The overpasses being built are somehow delaying full completion as the high-speed train’s speed of 160 km/h does not allow any human, animal, or another obstacle to pass over it.
Kadogosa mentioned the overpasses under construction as Nyerere, Viguguti, and Banana intersections, all located in Dar es Salaam.
They are expected to be finalized by the end of April next month.
“Another section is the installation of an elephant blocking fence at Ngerengere area in Morogoro region to control the interaction between elephants and the SGR Infrastructures,” Kadogosa said this week in Morogoro before the Parliamentary Standing Committee on Public Accounts (PAC), which visited the SGR Project.

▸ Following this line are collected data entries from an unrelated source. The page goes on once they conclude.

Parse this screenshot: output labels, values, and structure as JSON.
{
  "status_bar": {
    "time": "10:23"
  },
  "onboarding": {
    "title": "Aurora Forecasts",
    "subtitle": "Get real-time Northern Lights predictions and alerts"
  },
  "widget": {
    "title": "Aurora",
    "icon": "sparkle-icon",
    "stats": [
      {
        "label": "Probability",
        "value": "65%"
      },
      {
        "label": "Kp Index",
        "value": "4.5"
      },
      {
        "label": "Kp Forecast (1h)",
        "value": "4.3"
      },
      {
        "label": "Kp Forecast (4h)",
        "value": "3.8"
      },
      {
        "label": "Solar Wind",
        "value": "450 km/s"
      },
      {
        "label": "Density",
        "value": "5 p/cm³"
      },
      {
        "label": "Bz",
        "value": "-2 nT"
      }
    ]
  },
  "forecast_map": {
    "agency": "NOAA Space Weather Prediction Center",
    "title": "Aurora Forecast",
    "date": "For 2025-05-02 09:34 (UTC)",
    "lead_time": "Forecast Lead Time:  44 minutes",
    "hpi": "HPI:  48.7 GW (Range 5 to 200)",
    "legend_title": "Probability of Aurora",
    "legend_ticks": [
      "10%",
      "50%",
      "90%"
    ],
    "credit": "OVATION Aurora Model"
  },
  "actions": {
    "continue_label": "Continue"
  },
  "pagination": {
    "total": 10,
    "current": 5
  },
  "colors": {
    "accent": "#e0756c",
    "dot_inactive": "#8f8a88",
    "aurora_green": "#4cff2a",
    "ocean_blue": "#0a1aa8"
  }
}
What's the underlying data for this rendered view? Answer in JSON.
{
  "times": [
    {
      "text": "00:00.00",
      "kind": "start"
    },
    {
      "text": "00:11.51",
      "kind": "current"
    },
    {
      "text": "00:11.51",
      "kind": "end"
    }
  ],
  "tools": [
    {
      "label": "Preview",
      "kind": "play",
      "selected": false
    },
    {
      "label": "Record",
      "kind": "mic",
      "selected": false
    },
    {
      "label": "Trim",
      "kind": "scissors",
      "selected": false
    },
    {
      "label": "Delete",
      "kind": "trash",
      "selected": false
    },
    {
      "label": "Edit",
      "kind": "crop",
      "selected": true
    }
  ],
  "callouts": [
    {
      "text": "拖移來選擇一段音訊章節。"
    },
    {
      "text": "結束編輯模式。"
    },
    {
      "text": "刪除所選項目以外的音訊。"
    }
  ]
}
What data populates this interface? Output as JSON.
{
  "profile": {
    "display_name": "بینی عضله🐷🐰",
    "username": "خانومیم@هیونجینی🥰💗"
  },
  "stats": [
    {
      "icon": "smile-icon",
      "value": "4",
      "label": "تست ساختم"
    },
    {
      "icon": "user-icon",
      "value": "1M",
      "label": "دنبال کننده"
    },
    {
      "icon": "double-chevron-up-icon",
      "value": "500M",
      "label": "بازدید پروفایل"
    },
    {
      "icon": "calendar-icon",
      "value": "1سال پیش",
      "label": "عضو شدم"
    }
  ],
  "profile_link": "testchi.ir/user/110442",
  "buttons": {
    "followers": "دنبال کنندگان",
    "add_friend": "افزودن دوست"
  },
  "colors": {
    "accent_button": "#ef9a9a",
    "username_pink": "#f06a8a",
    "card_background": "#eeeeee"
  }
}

The government aims to prevent accidents that may be caused by elephants colliding with the train.
Elephants are renowned for their memory, which spans over 50 years, so the government is taking this step to safeguard them and the environment.
Kadogosa added that the TRC has completed building all the stations by 100% and that the remaining work is to complete the railway line’s entrance to the Dar es Salaam port, which will be completed next month.
The TRC expects to receive about 45 procured train engines by May, where Mr. Kadogosa said that the government would purchase 17 new train engines from different manufacturers. The engines will begin arriving in September this year.
Other procured items to be used by the SGR are 1,430 freight wagons which are also expected to arrive within this year.
Japhet Hasunga, the PAC Vice chairperson on his side, commended the government for investing heavily in the project.
He added that the SGR’s completion would boost Tanzania’s economy, create job opportunities, and improve the country’s transportation sector.